Seite 2
Und deshalb ist es nur logisch, dass die Treuesten der Treuen sich sehr schwer damit tun, in ihrem einstigen Liebling plötzlich nicht mehr den positiv konnotierten Helden der Geschichte zu sehen – zumal sich alles um Joe dreht. An diesem Umstand lässt sich im Übrigen gut zeigen, wie sehr das Publikum es gewohnt ist, sich auf die Seite des Protagonisten zu schlagen, auf die Seite desjenigen also, der (normalerweise) im Recht ist und den es zu unterstützen gilt. Und Voiceover sind zudem ebenfalls in den Köpfen der meisten für Märchenprinzen oder „Nachwuchs-Aschenputtel“ reserviert, da dieses Gestaltungsmittel bevorzugt in romantischen Komödien oder in Telenovelas zum Einsatz kommt.
All das wiederum führt dazu, dass die kreativ Verantwortlichen ihren „Antihelden“ zum Ende hin schlimme Dinge so explizit wie möglich tun und sagen lassen, um den Zuschauerinnen und Zuschauern in aller Deutlichkeit vor Augen zu führen, wie bereitwillig sie sich haben manipulieren lassen.
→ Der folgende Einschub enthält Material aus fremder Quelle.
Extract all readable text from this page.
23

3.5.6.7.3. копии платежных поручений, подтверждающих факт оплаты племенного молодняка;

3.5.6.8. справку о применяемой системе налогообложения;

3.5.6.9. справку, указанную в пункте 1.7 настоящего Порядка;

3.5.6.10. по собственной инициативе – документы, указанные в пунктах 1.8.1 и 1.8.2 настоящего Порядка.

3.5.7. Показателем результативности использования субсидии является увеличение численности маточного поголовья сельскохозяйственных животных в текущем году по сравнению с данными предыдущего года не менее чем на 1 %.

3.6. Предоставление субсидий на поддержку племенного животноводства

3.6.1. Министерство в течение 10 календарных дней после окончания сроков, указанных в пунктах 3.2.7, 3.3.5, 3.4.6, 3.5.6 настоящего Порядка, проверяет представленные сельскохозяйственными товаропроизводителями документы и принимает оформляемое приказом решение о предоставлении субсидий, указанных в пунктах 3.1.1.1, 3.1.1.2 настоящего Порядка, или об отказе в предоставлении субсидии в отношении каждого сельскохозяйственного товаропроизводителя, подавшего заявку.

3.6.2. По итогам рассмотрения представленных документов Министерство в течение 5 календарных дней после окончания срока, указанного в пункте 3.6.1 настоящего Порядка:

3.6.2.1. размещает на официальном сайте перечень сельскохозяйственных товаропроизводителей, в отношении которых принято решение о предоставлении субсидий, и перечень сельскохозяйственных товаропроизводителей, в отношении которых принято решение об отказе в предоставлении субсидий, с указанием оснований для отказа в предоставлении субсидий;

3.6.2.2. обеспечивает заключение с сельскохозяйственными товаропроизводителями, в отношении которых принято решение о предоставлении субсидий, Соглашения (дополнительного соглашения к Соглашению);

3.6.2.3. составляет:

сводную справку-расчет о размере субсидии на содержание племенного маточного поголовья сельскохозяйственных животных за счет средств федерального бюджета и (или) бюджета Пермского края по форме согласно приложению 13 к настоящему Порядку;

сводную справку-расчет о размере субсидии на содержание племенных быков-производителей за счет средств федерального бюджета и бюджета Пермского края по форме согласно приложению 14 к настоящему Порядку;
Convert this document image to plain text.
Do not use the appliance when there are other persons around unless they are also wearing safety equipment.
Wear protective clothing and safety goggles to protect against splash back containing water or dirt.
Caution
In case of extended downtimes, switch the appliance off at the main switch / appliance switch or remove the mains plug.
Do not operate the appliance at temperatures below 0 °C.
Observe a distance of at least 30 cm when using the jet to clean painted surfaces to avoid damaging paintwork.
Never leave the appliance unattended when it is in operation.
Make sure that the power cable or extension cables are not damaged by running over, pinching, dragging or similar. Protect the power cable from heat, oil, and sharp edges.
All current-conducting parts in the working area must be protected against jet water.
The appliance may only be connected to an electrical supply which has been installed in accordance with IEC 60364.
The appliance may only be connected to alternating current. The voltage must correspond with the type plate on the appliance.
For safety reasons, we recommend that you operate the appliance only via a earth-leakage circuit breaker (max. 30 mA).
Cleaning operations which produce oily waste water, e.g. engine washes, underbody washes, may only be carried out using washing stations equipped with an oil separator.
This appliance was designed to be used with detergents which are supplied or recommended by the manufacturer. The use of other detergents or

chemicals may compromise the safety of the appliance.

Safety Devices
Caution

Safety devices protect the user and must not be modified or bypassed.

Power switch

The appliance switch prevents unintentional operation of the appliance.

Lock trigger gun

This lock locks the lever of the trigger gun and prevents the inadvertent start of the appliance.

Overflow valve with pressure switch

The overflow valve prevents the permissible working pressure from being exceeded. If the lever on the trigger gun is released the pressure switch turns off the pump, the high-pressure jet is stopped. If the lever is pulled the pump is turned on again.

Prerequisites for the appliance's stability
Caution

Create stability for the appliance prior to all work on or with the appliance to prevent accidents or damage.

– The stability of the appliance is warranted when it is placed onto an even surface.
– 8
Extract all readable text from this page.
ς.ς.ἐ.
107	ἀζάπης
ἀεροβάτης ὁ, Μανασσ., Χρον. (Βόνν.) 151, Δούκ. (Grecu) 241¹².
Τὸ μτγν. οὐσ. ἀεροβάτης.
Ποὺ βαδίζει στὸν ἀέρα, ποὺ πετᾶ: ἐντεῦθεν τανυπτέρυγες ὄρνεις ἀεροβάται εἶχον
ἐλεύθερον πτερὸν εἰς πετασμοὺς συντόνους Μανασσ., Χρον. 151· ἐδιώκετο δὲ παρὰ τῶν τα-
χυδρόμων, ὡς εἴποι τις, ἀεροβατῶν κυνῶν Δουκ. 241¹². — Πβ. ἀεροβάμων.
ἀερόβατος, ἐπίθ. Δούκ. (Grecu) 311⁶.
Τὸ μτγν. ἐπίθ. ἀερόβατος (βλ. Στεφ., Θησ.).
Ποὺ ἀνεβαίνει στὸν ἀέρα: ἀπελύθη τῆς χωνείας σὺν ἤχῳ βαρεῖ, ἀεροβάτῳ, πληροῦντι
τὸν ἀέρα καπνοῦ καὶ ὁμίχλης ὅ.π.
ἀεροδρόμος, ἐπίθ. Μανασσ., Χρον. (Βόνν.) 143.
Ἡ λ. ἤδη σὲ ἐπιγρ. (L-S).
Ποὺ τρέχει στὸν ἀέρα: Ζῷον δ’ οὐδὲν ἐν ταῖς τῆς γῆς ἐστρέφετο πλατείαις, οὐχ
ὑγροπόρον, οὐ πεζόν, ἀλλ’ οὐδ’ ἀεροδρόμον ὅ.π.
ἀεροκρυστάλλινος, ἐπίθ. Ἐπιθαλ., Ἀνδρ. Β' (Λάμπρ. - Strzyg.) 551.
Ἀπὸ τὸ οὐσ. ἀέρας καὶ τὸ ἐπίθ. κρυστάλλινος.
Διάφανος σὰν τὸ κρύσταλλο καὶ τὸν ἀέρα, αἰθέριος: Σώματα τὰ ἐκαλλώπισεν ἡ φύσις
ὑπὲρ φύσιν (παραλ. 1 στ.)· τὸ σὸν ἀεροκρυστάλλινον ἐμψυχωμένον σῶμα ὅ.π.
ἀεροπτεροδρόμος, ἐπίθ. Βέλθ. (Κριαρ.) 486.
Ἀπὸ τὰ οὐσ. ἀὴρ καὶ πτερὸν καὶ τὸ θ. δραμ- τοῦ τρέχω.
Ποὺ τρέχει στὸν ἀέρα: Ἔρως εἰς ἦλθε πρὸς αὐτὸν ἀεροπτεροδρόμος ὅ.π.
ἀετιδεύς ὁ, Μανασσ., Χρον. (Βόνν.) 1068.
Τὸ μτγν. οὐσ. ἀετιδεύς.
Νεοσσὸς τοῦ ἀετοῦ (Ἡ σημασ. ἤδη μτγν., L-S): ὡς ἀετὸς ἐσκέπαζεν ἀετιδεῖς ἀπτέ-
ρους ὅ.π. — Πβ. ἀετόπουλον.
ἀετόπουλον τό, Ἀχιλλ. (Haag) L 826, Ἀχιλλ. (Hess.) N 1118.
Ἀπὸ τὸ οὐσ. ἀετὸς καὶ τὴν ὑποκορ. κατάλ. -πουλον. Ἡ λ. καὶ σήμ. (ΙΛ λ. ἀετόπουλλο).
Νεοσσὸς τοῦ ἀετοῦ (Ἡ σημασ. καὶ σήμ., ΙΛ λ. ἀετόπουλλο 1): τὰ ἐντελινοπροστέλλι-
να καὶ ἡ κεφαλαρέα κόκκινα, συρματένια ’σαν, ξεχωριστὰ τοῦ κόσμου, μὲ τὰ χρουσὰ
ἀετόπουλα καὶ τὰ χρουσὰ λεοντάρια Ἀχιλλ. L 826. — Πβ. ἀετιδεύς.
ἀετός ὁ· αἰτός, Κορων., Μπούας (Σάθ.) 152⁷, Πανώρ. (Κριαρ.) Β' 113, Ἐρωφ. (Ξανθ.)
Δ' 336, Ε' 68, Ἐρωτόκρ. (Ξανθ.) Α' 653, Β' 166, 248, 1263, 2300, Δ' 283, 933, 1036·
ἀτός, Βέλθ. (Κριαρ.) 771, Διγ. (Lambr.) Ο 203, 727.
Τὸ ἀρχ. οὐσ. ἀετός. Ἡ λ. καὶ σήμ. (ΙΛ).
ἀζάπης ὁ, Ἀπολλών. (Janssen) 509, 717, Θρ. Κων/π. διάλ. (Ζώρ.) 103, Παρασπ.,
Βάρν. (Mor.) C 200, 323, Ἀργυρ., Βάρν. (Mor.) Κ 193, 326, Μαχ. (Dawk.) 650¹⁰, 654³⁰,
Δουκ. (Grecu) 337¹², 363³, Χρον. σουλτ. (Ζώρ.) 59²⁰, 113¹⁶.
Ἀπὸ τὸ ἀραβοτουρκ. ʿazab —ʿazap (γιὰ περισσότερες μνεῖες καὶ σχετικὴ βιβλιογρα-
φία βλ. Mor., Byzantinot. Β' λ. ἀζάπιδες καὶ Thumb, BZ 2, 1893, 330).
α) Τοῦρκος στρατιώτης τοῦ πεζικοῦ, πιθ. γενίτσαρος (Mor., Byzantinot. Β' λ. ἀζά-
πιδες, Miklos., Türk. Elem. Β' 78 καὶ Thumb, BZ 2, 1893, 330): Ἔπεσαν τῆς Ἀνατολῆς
Es kommt zu einem echten Bruch, zu einem Moment, der diejenigen, die dieser Szenerie beiwohnen, zwingt, „aufzuwachen“. Und obwohl dieser Moment in der Vorlage theoretisch ebenfalls existiert, hatte er dort jedoch aus oben genannten Gründen bei Weitem nicht denselben Effekt. Musste er aber auch nicht, da – wie beschrieben – sich schon nach der Lektüre der ersten Seiten kaum jemand mehr finden wird, der mit Joe Goldberg sympathisiert.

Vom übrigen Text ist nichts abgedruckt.